PH.D DEFENCE - PUBLIC SEMINAR

Machine Learning Algorithms for the Identification of Cancer Cells Using Gene Expression Data

Speaker
Mr Egor Revkov
Advisor
Dr Ken Sung Wing Kin, Professor, School of Computing
Dr Anders Jacobsen Skanderup, Adjunct Associate Professor, School of Computing


17 Jan 2023 Tuesday, 02:00 PM to 03:30 PM

MR3, COM2-02-26

ABSTRACT:

Cancer is one of the leading causes of death worldwide. Developing new computational techniques to understand cancer is one of the foremost research priorities. One of the actively researched subjects in cancer biology is the topic of tumor microenvironment - the study of the cellular composition of the tumor tissue and the interactions of the cells within it. In this thesis, we study and develop computational methods capable of providing high-level information about the cellular composition of the tumor microenvironment. Specifically, we develop a novel regression method for predicting tumor purity (proportion of cancer cells in a sample) from bulk gene expression data, benchmark it against existing methods, and extensively explore related validation strategies, and applications, as well as potential extensions of the approach.

On the highest level of complexity, tumors are heterogeneous masses composed of malignant (cancer) and non-malignant cells. Variation in tumor purity can both confound integrative analysis and enable studies of tumor heterogeneity. In this thesis, we develop and validate a machine learning-based method for accurate pan-cancer tumor PURity Estimation from gene Expression data - PUREE. PUREE, which uses a weakly supervised learning approach to infer tumor purity from a tumor gene expression profile was trained on gene expression data and genomic consensus purity estimates from approximately 8000 solid tumor samples and validated on several additional independent datasets. PUREE is able to predict purity with high accuracy across distinct solid tumor types and generalize to tumor samples from unseen tumor types and cohorts. Gene features of PUREE were further validated using single-cell RNA-seq data from distinct tumor types. In a comprehensive benchmark, PUREE outperformed existing transcriptome-based purity estimation approaches. Overall, we demonstrate that PUREE is a highly accurate and versatile method for estimating tumor purity and interrogating tumor heterogeneity from bulk tumor gene expression data.
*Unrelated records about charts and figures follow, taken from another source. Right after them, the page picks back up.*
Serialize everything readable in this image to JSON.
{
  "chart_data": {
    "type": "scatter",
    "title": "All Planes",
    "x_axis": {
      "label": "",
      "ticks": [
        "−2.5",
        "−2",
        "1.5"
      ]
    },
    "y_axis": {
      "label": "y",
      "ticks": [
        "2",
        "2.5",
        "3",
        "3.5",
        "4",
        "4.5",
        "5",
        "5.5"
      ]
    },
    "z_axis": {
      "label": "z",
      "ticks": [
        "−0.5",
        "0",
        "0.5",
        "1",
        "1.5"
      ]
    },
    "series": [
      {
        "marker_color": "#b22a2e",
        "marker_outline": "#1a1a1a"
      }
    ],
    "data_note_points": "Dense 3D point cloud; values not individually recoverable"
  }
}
Furthermore, we demonstrate how PUREE can be applied to microarray gene expression data, and how it can be modified further into a compact lab assay-based purity prediction method. We further explore how a method for identifying cancer cells from single-cell RNA-seq data can be constructed using machine learning techniques and how the feature set of PUREE can be used to potentially improve its performance.
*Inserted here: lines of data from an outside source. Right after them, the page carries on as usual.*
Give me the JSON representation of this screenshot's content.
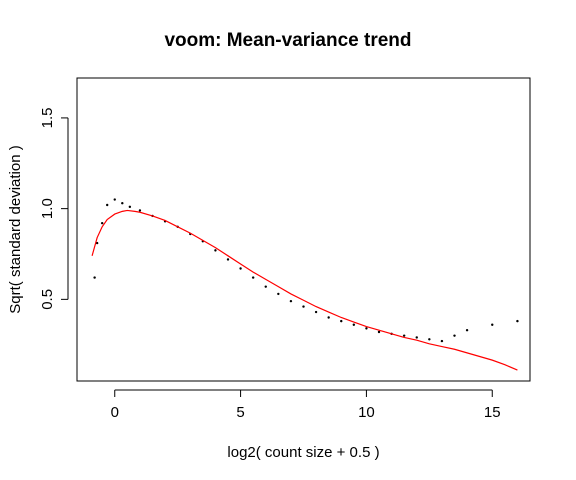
{
  "chart_data": {
    "type": "scatter",
    "title": "voom: Mean-variance trend",
    "xlabel": "log2( count size + 0.5 )",
    "ylabel": "Sqrt( standard deviation )",
    "xlim": [
      -1.5,
      16.5
    ],
    "ylim": [
      0.05,
      1.72
    ],
    "x_ticks": [
      0,
      5,
      10,
      15
    ],
    "x_tick_labels": [
      "0",
      "5",
      "10",
      "15"
    ],
    "y_ticks": [
      0.5,
      1.0,
      1.5
    ],
    "y_tick_labels": [
      "0.5",
      "1.0",
      "1.5"
    ],
    "grid": false,
    "legend": "none",
    "point_color": "#000000",
    "trend_color": "#ff0000",
    "series": [
      {
        "type": "scatter",
        "x": [
          -0.8,
          -0.7,
          -0.5,
          -0.3,
          0.0,
          0.3,
          0.6,
          1.0,
          1.5,
          2.0,
          2.5,
          3.0,
          3.5,
          4.0,
          4.5,
          5.0,
          5.5,
          6.0,
          6.5,
          7.0,
          7.5,
          8.0,
          8.5,
          9.0,
          9.5,
          10.0,
          10.5,
          11.0,
          11.5,
          12.0,
          12.5,
          13.0,
          13.5,
          14.0,
          15.0,
          16.0
        ],
        "y": [
          0.62,
          0.81,
          0.92,
          1.02,
          1.05,
          1.03,
          1.01,
          0.99,
          0.96,
          0.93,
          0.9,
          0.86,
          0.82,
          0.77,
          0.72,
          0.67,
          0.62,
          0.57,
          0.53,
          0.49,
          0.46,
          0.43,
          0.4,
          0.38,
          0.36,
          0.34,
          0.32,
          0.31,
          0.3,
          0.29,
          0.28,
          0.27,
          0.3,
          0.33,
          0.36,
          0.38
        ]
      },
      {
        "type": "line",
        "x": [
          -0.9,
          -0.7,
          -0.5,
          -0.3,
          0.0,
          0.3,
          0.5,
          0.8,
          1.0,
          1.5,
          2.0,
          2.5,
          3.0,
          3.5,
          4.0,
          4.5,
          5.0,
          5.5,
          6.0,
          6.5,
          7.0,
          7.5,
          8.0,
          8.5,
          9.0,
          9.5,
          10.0,
          10.5,
          11.0,
          11.5,
          12.0,
          12.5,
          13.0,
          13.5,
          14.0,
          14.5,
          15.0,
          15.5,
          16.0
        ],
        "y": [
          0.74,
          0.84,
          0.9,
          0.94,
          0.97,
          0.985,
          0.99,
          0.985,
          0.98,
          0.96,
          0.935,
          0.9,
          0.865,
          0.825,
          0.785,
          0.74,
          0.695,
          0.65,
          0.61,
          0.57,
          0.53,
          0.495,
          0.46,
          0.43,
          0.4,
          0.375,
          0.35,
          0.33,
          0.31,
          0.29,
          0.275,
          0.255,
          0.24,
          0.225,
          0.205,
          0.185,
          0.165,
          0.14,
          0.11
        ]
      }
    ]
  }
}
In summary, in this thesis, we provide the necessary background for the topic of tumor microenvironment research and the computational techniques that are suitable for dissecting its complexity. We show how we created and validated a novel machine learning method to identify the proportions of cancer cells in tumor tissues using bulk gene expression data. We additionally show how to build machine learning models for identifying cancer cells using single-cell gene expression data, and how the feature set identified by the bulk gene expression-based method can be used in that task as well. We discuss the application of our approaches and provide an overview of future directions for similar work.